Robert Linssen
Perfidie des objets et tentation des corps

Même si le nouveau-né ne procède à aucun jugement de valeurs qui nous sont familières, il s’exerce, par le toucher, par le goût, par la vue, à l’expérience d’un contact sensoriel entièrement conditionné par l’aspect surfaciel des êtres, des corps, des choses. Ces expériences aboutissent à la formation d’un énorme réseau d’associations mentales, de conclusions, de mémoires conscientes et inconscientes, d’ondes émotionnelles, de tourbillons affectifs.

(Revue Être Libre, Numéro 273, Octobre-Décembre 1977)

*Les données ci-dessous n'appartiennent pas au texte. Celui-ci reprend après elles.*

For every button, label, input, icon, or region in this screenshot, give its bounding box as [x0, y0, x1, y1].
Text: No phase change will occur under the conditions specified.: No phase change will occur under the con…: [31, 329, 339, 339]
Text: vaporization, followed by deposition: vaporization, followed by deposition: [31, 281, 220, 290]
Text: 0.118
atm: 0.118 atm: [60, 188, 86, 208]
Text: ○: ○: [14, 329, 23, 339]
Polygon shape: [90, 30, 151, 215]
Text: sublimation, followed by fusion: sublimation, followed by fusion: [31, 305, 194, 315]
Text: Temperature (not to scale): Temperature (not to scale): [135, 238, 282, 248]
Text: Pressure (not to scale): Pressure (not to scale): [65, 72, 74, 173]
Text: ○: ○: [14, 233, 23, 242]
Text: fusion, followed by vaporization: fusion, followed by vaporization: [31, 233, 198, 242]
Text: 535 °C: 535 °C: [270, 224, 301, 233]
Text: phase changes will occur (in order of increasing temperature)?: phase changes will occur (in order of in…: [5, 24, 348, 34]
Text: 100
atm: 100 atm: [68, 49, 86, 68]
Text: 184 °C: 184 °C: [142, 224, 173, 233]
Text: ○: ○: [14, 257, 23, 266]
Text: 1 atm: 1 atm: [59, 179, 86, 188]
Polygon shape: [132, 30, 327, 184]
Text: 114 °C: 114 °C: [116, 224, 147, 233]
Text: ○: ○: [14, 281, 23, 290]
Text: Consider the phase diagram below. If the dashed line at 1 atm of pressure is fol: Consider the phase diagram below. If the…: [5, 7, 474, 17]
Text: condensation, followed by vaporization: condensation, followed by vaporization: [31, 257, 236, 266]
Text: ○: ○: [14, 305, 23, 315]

Lors de son magistral exposé au congrès international de parapsychologie de Bruxelles, en octobre 1977, le professeur Raymond Ruyer, de l’Université de Nancy, a évoqué la magie déformante de l’aspect extérieur des choses et la « perfidie des objets ».

L’auteur de la célèbre « Gnose de Princeton » a souligné le caractère fragile et limité de nos perceptions sensorielles ainsi que les conditionnements mentaux qui en résultent.

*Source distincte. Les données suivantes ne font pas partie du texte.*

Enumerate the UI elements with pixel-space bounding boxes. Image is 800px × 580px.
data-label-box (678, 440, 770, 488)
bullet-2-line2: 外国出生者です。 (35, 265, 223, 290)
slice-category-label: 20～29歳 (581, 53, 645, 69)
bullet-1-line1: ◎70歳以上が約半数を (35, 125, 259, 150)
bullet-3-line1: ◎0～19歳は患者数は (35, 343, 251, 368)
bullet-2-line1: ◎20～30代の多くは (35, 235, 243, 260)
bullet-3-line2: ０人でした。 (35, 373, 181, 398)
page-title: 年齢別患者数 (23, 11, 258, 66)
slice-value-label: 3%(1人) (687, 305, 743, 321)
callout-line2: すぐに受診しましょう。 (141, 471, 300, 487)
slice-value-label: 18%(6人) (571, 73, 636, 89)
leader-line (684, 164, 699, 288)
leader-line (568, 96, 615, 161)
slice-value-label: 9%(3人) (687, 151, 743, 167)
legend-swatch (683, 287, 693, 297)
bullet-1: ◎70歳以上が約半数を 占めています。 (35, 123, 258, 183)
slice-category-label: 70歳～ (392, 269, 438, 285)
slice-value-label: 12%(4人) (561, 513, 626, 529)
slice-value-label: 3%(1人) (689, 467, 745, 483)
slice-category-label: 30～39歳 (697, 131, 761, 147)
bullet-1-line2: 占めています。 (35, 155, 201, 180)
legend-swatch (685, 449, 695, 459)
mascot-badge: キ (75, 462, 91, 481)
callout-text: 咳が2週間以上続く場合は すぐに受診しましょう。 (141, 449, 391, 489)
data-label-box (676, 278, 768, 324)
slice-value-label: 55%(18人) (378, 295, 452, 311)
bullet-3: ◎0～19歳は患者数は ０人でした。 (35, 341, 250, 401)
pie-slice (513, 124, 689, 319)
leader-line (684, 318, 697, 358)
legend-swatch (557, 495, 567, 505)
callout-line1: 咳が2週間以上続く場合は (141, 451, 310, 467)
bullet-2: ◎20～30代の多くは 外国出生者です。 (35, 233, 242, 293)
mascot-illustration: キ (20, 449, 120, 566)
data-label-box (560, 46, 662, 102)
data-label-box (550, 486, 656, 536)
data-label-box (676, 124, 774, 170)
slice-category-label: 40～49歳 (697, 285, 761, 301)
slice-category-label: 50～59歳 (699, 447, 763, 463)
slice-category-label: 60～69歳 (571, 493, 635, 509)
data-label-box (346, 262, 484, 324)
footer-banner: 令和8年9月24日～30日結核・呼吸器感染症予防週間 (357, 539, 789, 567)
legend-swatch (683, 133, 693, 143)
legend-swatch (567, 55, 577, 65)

Ainsi que l’évoquait souvent Henri Bergson, « notre logique est une logique des solides parce qu’elle est née dans les solides. »

Mais on est en droit de se poser la question de savoir si les solides sont vraiment aussi solides qu’ils nous apparaissent.

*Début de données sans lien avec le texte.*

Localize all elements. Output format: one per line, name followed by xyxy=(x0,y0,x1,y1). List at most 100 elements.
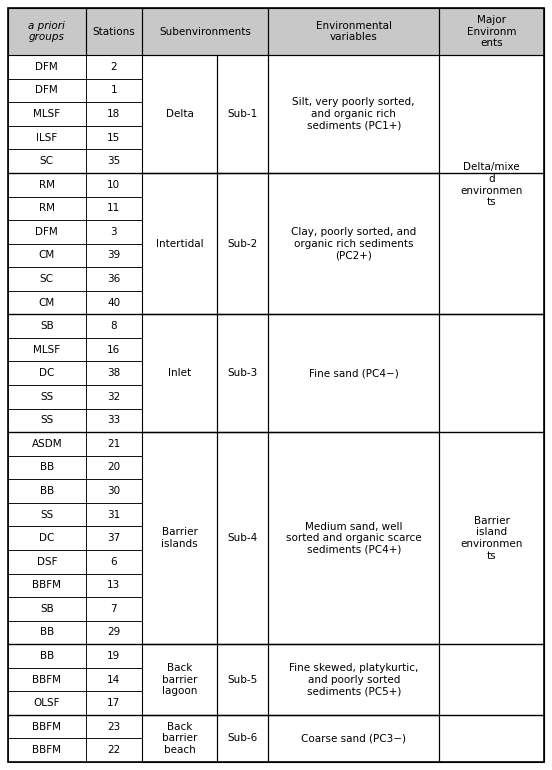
Bar xyxy=(268,55,439,173)
Bar xyxy=(8,715,86,738)
Text: Intertidal: Intertidal xyxy=(156,239,203,249)
Text: DFM: DFM xyxy=(35,62,58,72)
Bar xyxy=(86,291,142,314)
Bar xyxy=(8,691,86,715)
Text: a priori
groups: a priori groups xyxy=(28,21,65,42)
Text: Clay, poorly sorted, and
organic rich sediments
(PC2+): Clay, poorly sorted, and organic rich se… xyxy=(291,227,416,260)
Bar xyxy=(86,361,142,385)
Text: SS: SS xyxy=(40,510,54,520)
Text: 29: 29 xyxy=(107,628,120,638)
Text: 7: 7 xyxy=(110,604,117,614)
Bar xyxy=(8,102,86,126)
Bar xyxy=(8,173,86,196)
Bar xyxy=(217,715,268,762)
Text: BBFM: BBFM xyxy=(33,581,61,591)
Bar xyxy=(86,55,142,79)
Bar xyxy=(8,385,86,409)
Text: Coarse sand (PC3−): Coarse sand (PC3−) xyxy=(301,734,406,744)
Bar xyxy=(8,291,86,314)
Text: MLSF: MLSF xyxy=(33,345,60,355)
Bar xyxy=(86,479,142,503)
Bar xyxy=(142,314,217,432)
Bar xyxy=(268,314,439,432)
Text: 30: 30 xyxy=(107,486,120,496)
Bar xyxy=(217,644,268,715)
Bar xyxy=(8,361,86,385)
Bar xyxy=(86,79,142,102)
Bar xyxy=(8,243,86,267)
Text: ASDM: ASDM xyxy=(31,439,62,449)
Text: CM: CM xyxy=(39,297,55,307)
Text: SB: SB xyxy=(40,321,54,331)
Bar xyxy=(86,385,142,409)
Text: Sub-3: Sub-3 xyxy=(227,368,258,378)
Bar xyxy=(8,79,86,102)
Text: RM: RM xyxy=(39,203,55,213)
Bar xyxy=(142,644,217,715)
Text: Barrier
island
environmen
ts: Barrier island environmen ts xyxy=(460,516,523,561)
Bar xyxy=(86,644,142,668)
Bar xyxy=(268,644,439,715)
Text: MLSF: MLSF xyxy=(33,109,60,119)
Text: 13: 13 xyxy=(107,581,120,591)
Bar xyxy=(8,503,86,527)
Text: BBFM: BBFM xyxy=(33,745,61,755)
Text: 18: 18 xyxy=(107,109,120,119)
Text: 36: 36 xyxy=(107,274,120,284)
Bar xyxy=(86,456,142,479)
Bar xyxy=(268,173,439,314)
Text: 40: 40 xyxy=(107,297,120,307)
Bar xyxy=(142,173,217,314)
Bar xyxy=(8,644,86,668)
Text: BB: BB xyxy=(40,463,54,473)
Bar xyxy=(86,738,142,762)
Bar xyxy=(86,338,142,361)
Bar xyxy=(268,432,439,644)
Bar xyxy=(8,597,86,621)
Text: Silt, very poorly sorted,
and organic rich
sediments (PC1+): Silt, very poorly sorted, and organic ri… xyxy=(293,98,415,131)
Text: Sub-2: Sub-2 xyxy=(227,239,258,249)
Bar xyxy=(8,196,86,220)
Text: BBFM: BBFM xyxy=(33,721,61,731)
Bar xyxy=(8,621,86,644)
Bar xyxy=(8,456,86,479)
Bar xyxy=(8,527,86,550)
Text: Inlet: Inlet xyxy=(168,368,191,378)
Text: 35: 35 xyxy=(107,156,120,166)
Text: Delta: Delta xyxy=(166,109,193,119)
Text: 10: 10 xyxy=(107,179,120,189)
Text: 1: 1 xyxy=(110,85,117,95)
Bar xyxy=(86,691,142,715)
Bar xyxy=(8,149,86,173)
Bar xyxy=(86,196,142,220)
Bar xyxy=(86,668,142,691)
Bar xyxy=(8,738,86,762)
Text: Back
barrier
beach: Back barrier beach xyxy=(162,721,197,755)
Text: SC: SC xyxy=(40,274,54,284)
Text: DC: DC xyxy=(39,533,55,543)
Text: 31: 31 xyxy=(107,510,120,520)
Text: Fine sand (PC4−): Fine sand (PC4−) xyxy=(309,368,399,378)
Text: Sub-1: Sub-1 xyxy=(227,109,258,119)
Bar xyxy=(142,432,217,644)
Bar xyxy=(86,715,142,738)
Text: 2: 2 xyxy=(110,62,117,72)
Text: Fine skewed, platykurtic,
and poorly sorted
sediments (PC5+): Fine skewed, platykurtic, and poorly sor… xyxy=(289,663,418,696)
Bar xyxy=(8,8,544,55)
Text: 8: 8 xyxy=(110,321,117,331)
Text: DFM: DFM xyxy=(35,85,58,95)
Text: 6: 6 xyxy=(110,557,117,567)
Text: BB: BB xyxy=(40,486,54,496)
Text: DC: DC xyxy=(39,368,55,378)
Bar xyxy=(217,55,268,173)
Text: Sub-6: Sub-6 xyxy=(227,734,258,744)
Bar xyxy=(86,173,142,196)
Text: 15: 15 xyxy=(107,132,120,142)
Bar xyxy=(8,479,86,503)
Bar xyxy=(8,432,86,456)
Bar xyxy=(8,574,86,597)
Bar xyxy=(86,243,142,267)
Text: 19: 19 xyxy=(107,651,120,661)
Text: 16: 16 xyxy=(107,345,120,355)
Bar xyxy=(8,8,86,55)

Le gnostiques de Princeton ainsi que les maîtres du Bouddhisme, du Taoïsme et de l’Advaita védanta considèrent que notre sens des valeurs est déformé par une vision essentiellement « surfacielle » des êtres et des choses.

Nous en sommes tous, pour la plupart, victimes, en dépit des informations théoriques et des enseignements qui dénoncent l’existence de ces conditionnements.

Il est donc utile d’examiner quel est le processus de cette vision « surfacielle» qui tend à nous faire considérer les objets autour de nous et notre propre corps comme des réalités absolues, isolées ou indépendantes.

A peine sommes-nous nés que nous n’avons à notre disposition que les organes des sens physiques explorant un monde physique dont la réalité profonde échappe complètement à nos perceptions.

Même si le nouveau-né ne procède à aucun jugement de valeurs qui nous sont familières, il s’exerce, par le toucher, par le goût, par la vue, à l’expérience d’un contact sensoriel entièrement conditionné par l’aspect surfaciel des êtres, des corps, des choses.

Ces expériences aboutissent à la formation d’un énorme réseau d’associations mentales, de conclusions, de mémoires conscientes et inconscientes, d’ondes émotionnelles, de tourbillons affectifs.

C’est ainsi que peu à peu cet énorme réseau d’associations mentales ou mémorielles aboutira à la structuration d’un « moi », d’un « ego ».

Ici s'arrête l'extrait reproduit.